Dr. Whybrow’s hope is that the Depression Grand Challenge will bring greater understanding not only about diagnosis, but also on personalized interventions, enabling individuals to recover more rapidly. “But it’s not just about the individual,” he says.
“None of us live in a vacuum. So I think the way to think about depression is not only individually, but also how does the individual relate to the social space and how does the social space relate to the individual.”
SUCH SOCIETAL CHANGES WILL REQUIRE more than the fleeting attention that follows the suicide of a celebrity like Robin Williams or the whispers after the death of a college student from suicide. With its large student population, UCLA has a particular interest in depression, which frequently manifests itself during the college years. By some counts, suicide is the No. 1 killer of adults between the ages of 18 and 49, exceeding auto accidents.

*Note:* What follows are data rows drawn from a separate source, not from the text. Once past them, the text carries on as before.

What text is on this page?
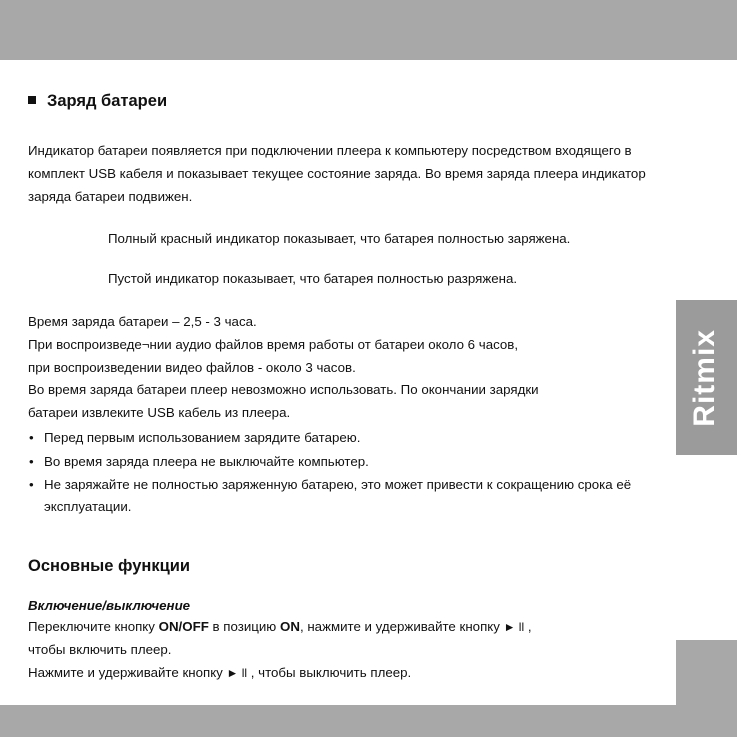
Заряд батареи

Индикатор батареи появляется при подключении плеера к компьютеру посредством входящего в комплект USB кабеля и показывает текущее состояние заряда. Во время заряда плеера индикатор заряда батареи подвижен.

Полный красный индикатор показывает, что батарея полностью заряжена.

Пустой индикатор показывает, что батарея полностью разряжена.

Время заряда батареи – 2,5 - 3 часа.

При воспроизведе¬нии аудио файлов время работы от батареи около 6 часов,

при воспроизведении видео файлов - около 3 часов.

Во время заряда батареи плеер невозможно использовать. По окончании зарядки

батареи извлеките USB кабель из плеера.

• Перед первым использованием зарядите батарею.
• Во время заряда плеера не выключайте компьютер.
• Не заряжайте не полностью заряженную батарею, это может привести к сокращению срока её эксплуатации.
Основные функции
Включение/выключение

Переключите кнопку ON/OFF в позицию ON, нажмите и удерживайте кнопку ► ll ,

чтобы включить плеер.

Нажмите и удерживайте кнопку ► ll , чтобы выключить плеер.

Ritmix
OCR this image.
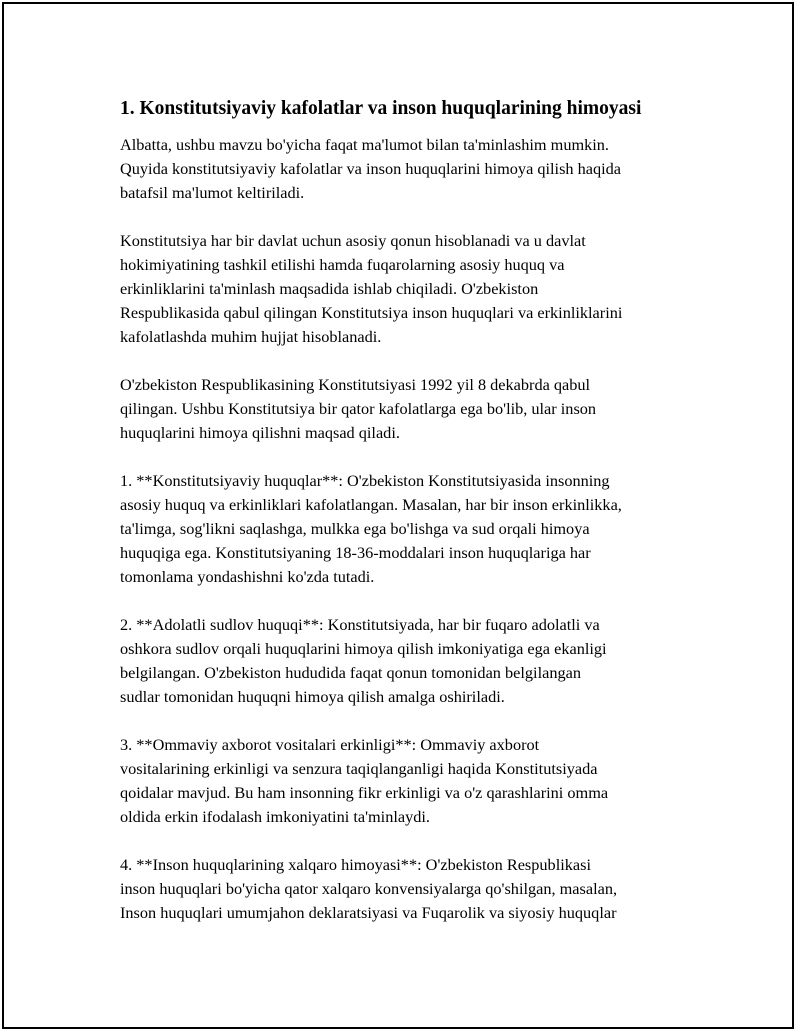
1. Konstitutsiyaviy kafolatlar va inson huquqlarining himoyasi

Albatta, ushbu mavzu bo'yicha faqat ma'lumot bilan ta'minlashim mumkin.
Quyida konstitutsiyaviy kafolatlar va inson huquqlarini himoya qilish haqida
batafsil ma'lumot keltiriladi.

Konstitutsiya har bir davlat uchun asosiy qonun hisoblanadi va u davlat
hokimiyatining tashkil etilishi hamda fuqarolarning asosiy huquq va
erkinliklarini ta'minlash maqsadida ishlab chiqiladi. O'zbekiston
Respublikasida qabul qilingan Konstitutsiya inson huquqlari va erkinliklarini
kafolatlashda muhim hujjat hisoblanadi.

O'zbekiston Respublikasining Konstitutsiyasi 1992 yil 8 dekabrda qabul
qilingan. Ushbu Konstitutsiya bir qator kafolatlarga ega bo'lib, ular inson
huquqlarini himoya qilishni maqsad qiladi.

1. **Konstitutsiyaviy huquqlar**: O'zbekiston Konstitutsiyasida insonning
asosiy huquq va erkinliklari kafolatlangan. Masalan, har bir inson erkinlikka,
ta'limga, sog'likni saqlashga, mulkka ega bo'lishga va sud orqali himoya
huquqiga ega. Konstitutsiyaning 18-36-moddalari inson huquqlariga har
tomonlama yondashishni ko'zda tutadi.

2. **Adolatli sudlov huquqi**: Konstitutsiyada, har bir fuqaro adolatli va
oshkora sudlov orqali huquqlarini himoya qilish imkoniyatiga ega ekanligi
belgilangan. O'zbekiston hududida faqat qonun tomonidan belgilangan
sudlar tomonidan huquqni himoya qilish amalga oshiriladi.

3. **Ommaviy axborot vositalari erkinligi**: Ommaviy axborot
vositalarining erkinligi va senzura taqiqlanganligi haqida Konstitutsiyada
qoidalar mavjud. Bu ham insonning fikr erkinligi va o'z qarashlarini omma
oldida erkin ifodalash imkoniyatini ta'minlaydi.

4. **Inson huquqlarining xalqaro himoyasi**: O'zbekiston Respublikasi
inson huquqlari bo'yicha qator xalqaro konvensiyalarga qo'shilgan, masalan,
Inson huquqlari umumjahon deklaratsiyasi va Fuqarolik va siyosiy huquqlar
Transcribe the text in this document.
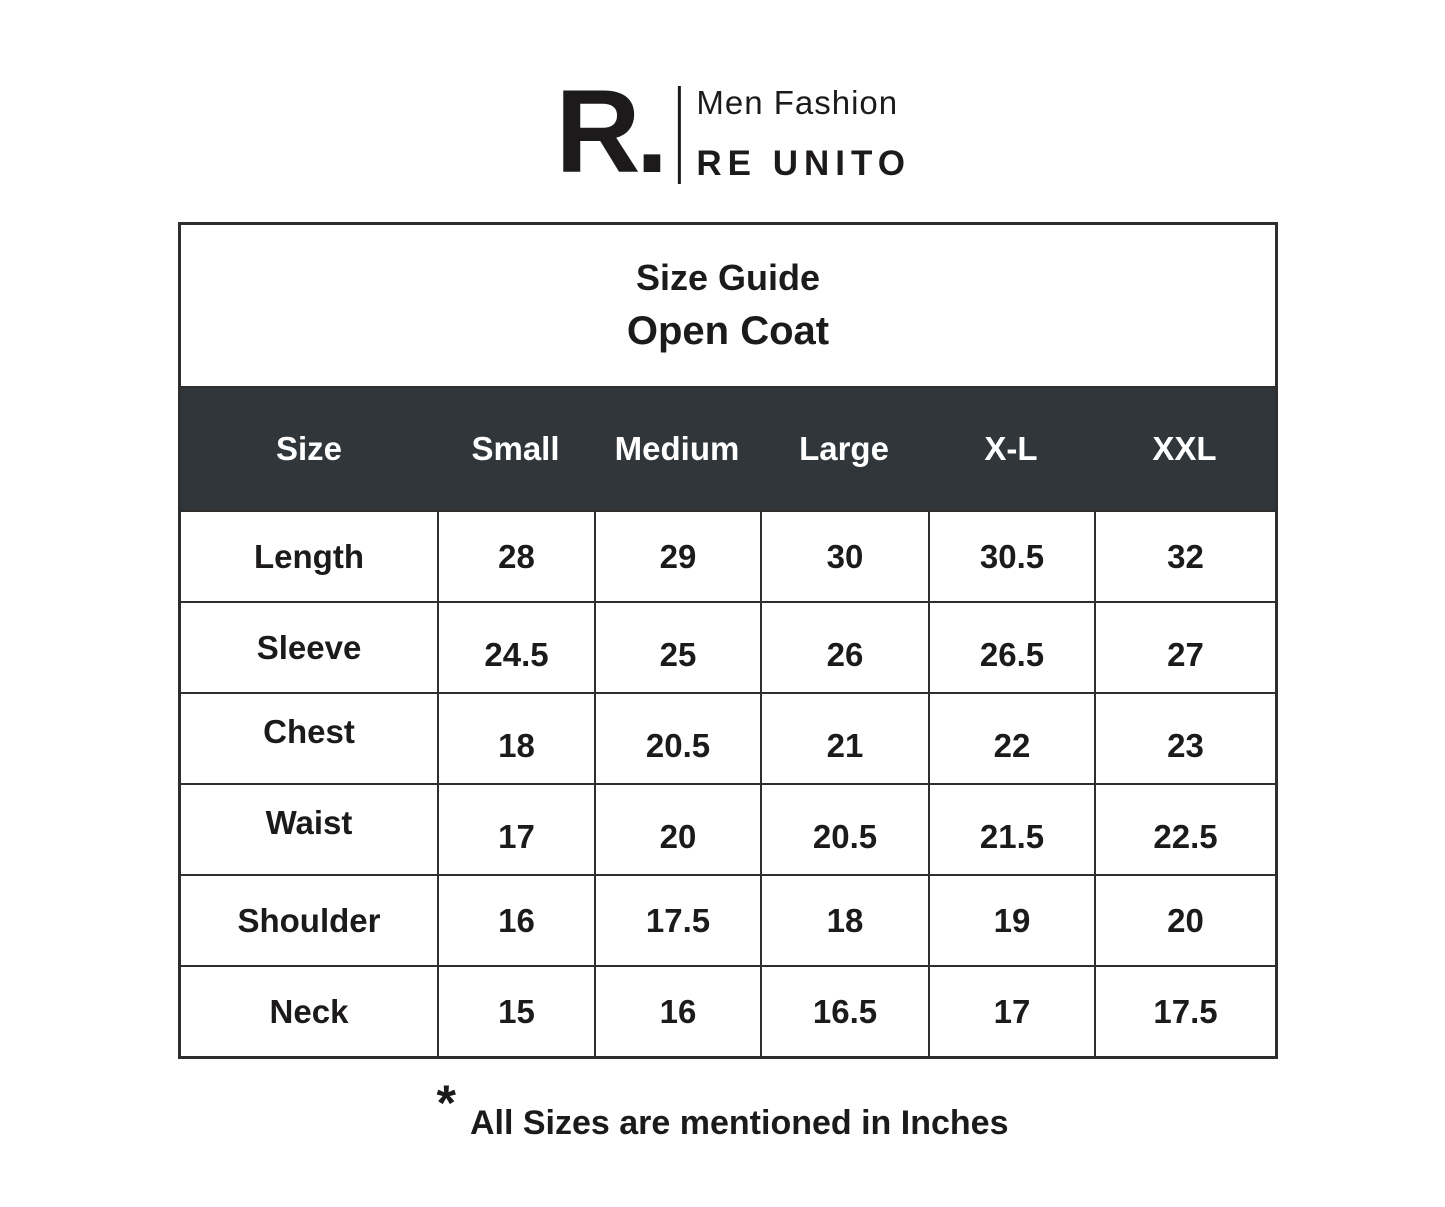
R.	Men Fashion
RE UNITO
Size Guide
Open Coat
Size	Small	Medium	Large	X-L	XXL
Length	28	29	30	30.5	32
Sleeve	24.5	25	26	26.5	27
Chest	18	20.5	21	22	23
Waist	17	20	20.5	21.5	22.5
Shoulder	16	17.5	18	19	20
Neck	15	16	16.5	17	17.5
* All Sizes are mentioned in Inches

When Drs. Freimer, Martin and Zipursky spoke about the Depression Grand Challenge to a freshman seminar, a surprising number of students talked about personal struggles with depression or friends who have had suicidal thoughts. “A large fraction of the students who commit suicide have never sought treatment,” Dr. Martin says. “There are a lot of reasons for that, but one is that people are not comfortable talking about feeling depressed. One way to change that is to make it part of a public conversation.”
Through dialog and scientific discovery, the Depression Grand Challenge hopes to lift the veil of depression. “It’s like being an explorer on a globe that nobody has traveled on before,” says Dr. Martin. “We may not know exactly how the answers will affect the treatment of depression, but by understanding how the brain functions and changes with experience, we will understand how it can be changed in a positive way.”
Freelance writer Lyndon Stambler teaches journalism at Santa Monica College.